St. Jude Medical Inc. shares closed down more than 8 percent Wednesday as the medical device manufacturer trimmed its financial outlook on disappointing news about two key heart devices.
During a conference call with investors to discuss third quarter results, Chief Executive Daniel Starks said his company now doesn't expect U.S. approval for a new pacemaker that's compatible with MRI scans until the first half of next year.
Crosstown rival Medtronic PLC already has such a device on the market, and St. Jude Medical had been hoping for a third quarter approval this year to better compete for pacemaker patients in the U.S.
Meanwhile, the company also lowered its near-term sales expectations for CardioMems, a new heart monitor for early symptoms of heart failure.
Despite the technology's promise, one commercial insurer that administers Medicare benefits has opted not to pay for CardioMems.
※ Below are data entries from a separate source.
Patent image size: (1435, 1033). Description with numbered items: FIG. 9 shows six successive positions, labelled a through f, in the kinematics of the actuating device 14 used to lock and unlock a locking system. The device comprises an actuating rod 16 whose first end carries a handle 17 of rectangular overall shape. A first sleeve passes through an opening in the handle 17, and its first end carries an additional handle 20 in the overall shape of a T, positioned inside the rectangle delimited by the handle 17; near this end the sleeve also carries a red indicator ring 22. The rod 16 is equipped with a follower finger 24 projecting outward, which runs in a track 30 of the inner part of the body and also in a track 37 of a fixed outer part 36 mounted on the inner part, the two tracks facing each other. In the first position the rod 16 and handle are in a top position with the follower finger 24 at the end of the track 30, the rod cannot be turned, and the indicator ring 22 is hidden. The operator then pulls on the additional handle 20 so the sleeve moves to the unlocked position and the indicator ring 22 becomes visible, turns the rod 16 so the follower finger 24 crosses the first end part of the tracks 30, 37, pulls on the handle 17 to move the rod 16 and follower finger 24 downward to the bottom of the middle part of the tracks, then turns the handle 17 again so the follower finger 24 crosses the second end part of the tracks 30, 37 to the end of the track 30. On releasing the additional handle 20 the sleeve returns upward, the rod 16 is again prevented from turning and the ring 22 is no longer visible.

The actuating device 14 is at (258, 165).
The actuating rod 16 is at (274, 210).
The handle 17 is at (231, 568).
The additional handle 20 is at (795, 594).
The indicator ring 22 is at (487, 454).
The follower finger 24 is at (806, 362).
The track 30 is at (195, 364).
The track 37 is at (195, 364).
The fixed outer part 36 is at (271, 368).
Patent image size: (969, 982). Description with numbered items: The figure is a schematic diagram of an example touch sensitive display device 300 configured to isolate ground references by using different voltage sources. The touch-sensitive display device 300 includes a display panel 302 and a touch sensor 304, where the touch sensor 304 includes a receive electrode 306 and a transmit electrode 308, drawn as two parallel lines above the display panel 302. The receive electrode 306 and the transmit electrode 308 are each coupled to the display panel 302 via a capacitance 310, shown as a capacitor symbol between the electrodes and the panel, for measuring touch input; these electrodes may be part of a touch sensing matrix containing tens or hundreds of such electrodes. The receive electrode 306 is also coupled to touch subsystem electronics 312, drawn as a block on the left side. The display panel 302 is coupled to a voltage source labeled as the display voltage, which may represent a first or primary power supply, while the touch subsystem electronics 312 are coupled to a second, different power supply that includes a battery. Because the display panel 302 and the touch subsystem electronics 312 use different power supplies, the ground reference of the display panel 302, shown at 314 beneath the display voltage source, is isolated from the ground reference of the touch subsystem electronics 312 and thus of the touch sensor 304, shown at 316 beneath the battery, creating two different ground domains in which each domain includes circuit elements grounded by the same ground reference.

"We have been under some stress, specifically in the MRI space," said chief operating officer Michael Rousseau, who is scheduled to succeed Starks as CEO effective Jan. 1.
On CardioMems, Rousseau said: "The headwind … is the managing, educating, informing the reimbursement-to-payer community on exactly what this technology can mean for them."
Along with Medtronic and Boston Scientific, St. Jude Medical is one of the big three manufacturers of pacemakers and implantable defibrillators in the United States.